Filme de Lírio Ferreira explora turbilhão criativo por trás da fase psicodélica de Alceu Valença
Documentário ‘Vivo 76’, do diretor pernambucano Lírio Ferreira, foi destaque na 21ª Mostra de Cinema de Ouro Preto e no Festival In-Edit Brasil
Uma das fases mais importantes da carreira de Alceu Valença, que completa 80 anos nesta terça (1º), é resgatada pelas lentes do documentário “Vivo 76”, que já está dando o que falar no circuito de festivais e tem previsão de chegar ainda este ano às salas de cinema de todo o país. Dirigido pelo pernambucano Lírio Ferreira (de “Baile Perfumado”), o filme passou por vitrines como o festival In-Edit Brasil, maior evento dedicado a documentários musicais do país, e a 21ª Mostra de Cinema de Ouro Preto, que aconteceu na última semana. Em 2026, além das celebrações dos 80 anos do artista, o disco que dá título à produção completa 50 anos — e segue sendo um dos mais inspiradores de toda a sua trajetória.
“Vivo 76” relembra como a psicodelia pernambucana da década de 1970, período crítico da Ditadura Militar no Brasil, representou um dos maiores espaços de criação cultural do Brasil naquele momento. Em meio a grandes nomes da música que se destacaram no estado, como Lula Côrtes, Flaviola e Zé da Flauta, entre tantos outros, Alceu se tornou uma das maiores referências da MPB até hoje. O impacto de seu surgimento na cena nacional é justamente o gancho do filme de Lírio Ferreira, que, entre as dezenas de discos lançados pelo músico, escolhe um recorte que sintetiza sua fagulha criativa.
Em entrevista ao Diario, o diretor salienta como esse período também foi transformador em sua própria vida e como isso se relaciona com seu processo criativo. “Foi um período de muitas descobertas para mim, inclusive por perceber a violência da ditadura, vendo estudantes sendo presos. Eu morava em Olinda e passei a notar que as coisas não eram tão normais quanto pareciam”, explica Lírio.

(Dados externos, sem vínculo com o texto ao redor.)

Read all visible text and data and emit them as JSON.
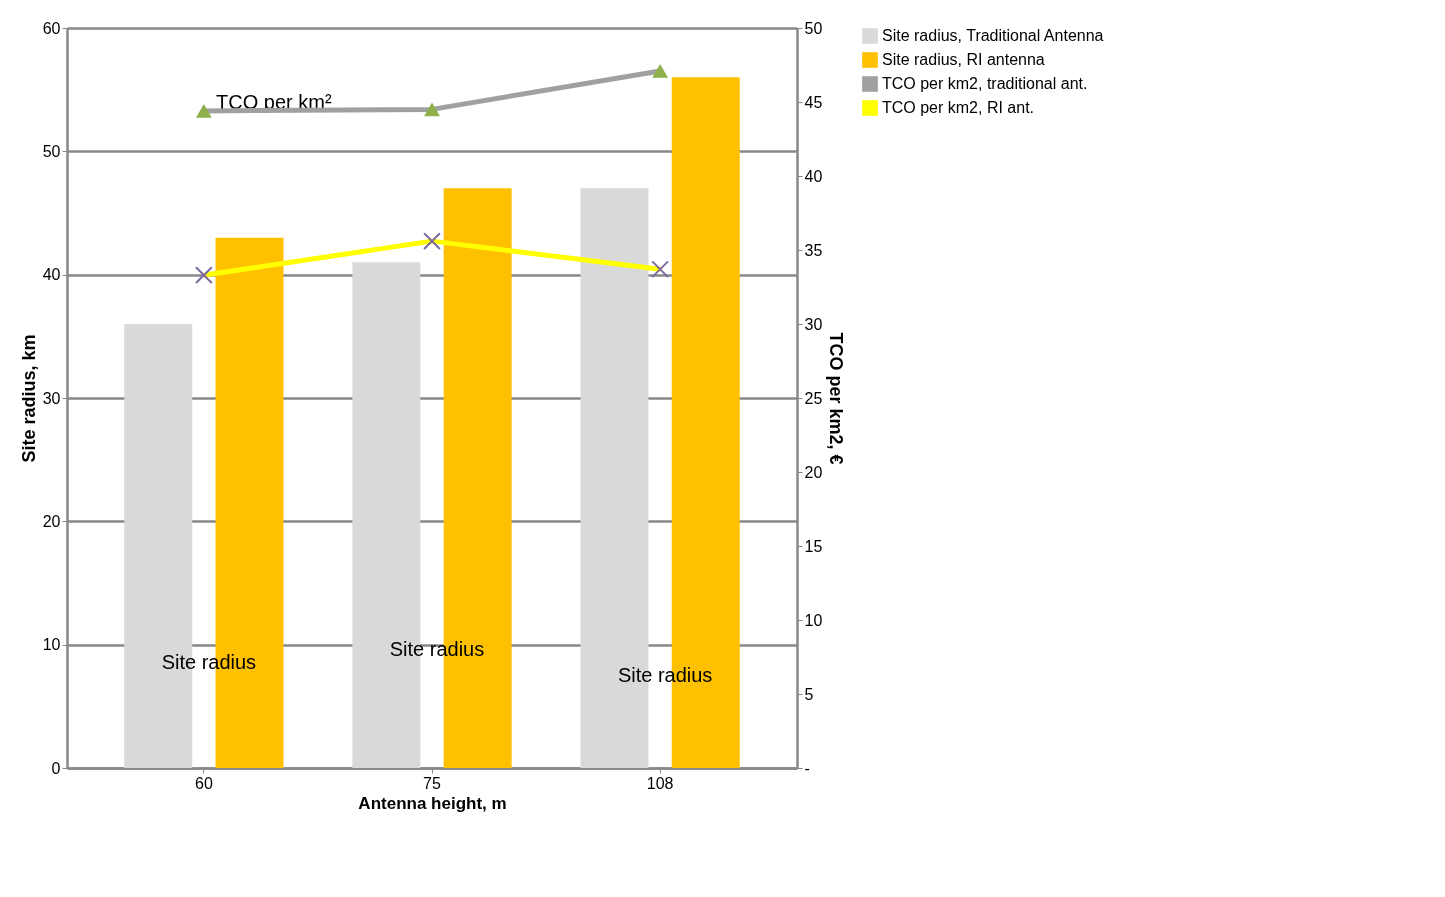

“Lembro bem de ter descoberto o disco ‘Vivo!’ no auge de toda essa turbulência e nunca imaginei que um dia iria transportá-lo para o cinema. Via Alceu andando pela Praia de Boa Viagem e, na época, tinha apenas uma relação de fã. Ao longo dos anos 1980, fomos apresentados e viramos amigos. De perto, então, pude ter a dimensão da genialidade dele e de sua influência”, acrescenta o cineasta.
A carreira multifacetada de Alceu é explorada em “Vivo 76” por meio de um olhar cinematográfico que tenta decifrar o enigma de sua persona. A música “Vou Danado pra Catende”, de 1975, que resultaria no disco celebrado, é o grande elemento catalisador que o filme abraça. Sua rebeldia e inventividade também são temas do documentário, considerado pelo próprio realizador um trabalho sobre a construção dessa figura que hoje se conhece tão bem.
“Esse álbum que usamos como recorte consegue amalgamar o amor do Alceu menino, que acompanhava os circos mambembes do interior, os cegos e repentistas das feiras, sua vinda para o Recife, sua formação em Direito, o tempo em que jogou basquete pelo Clube Náutico Capibaribe, sua ida ao Rio de Janeiro”, relembra Lírio. “Essa alquimia elétrica, que culmina inclusive em sua relação com o cinema, também é muito importante para tentarmos fazer justiça a quem é, de fato, esse artista brasileiro completo”, exalta o diretor.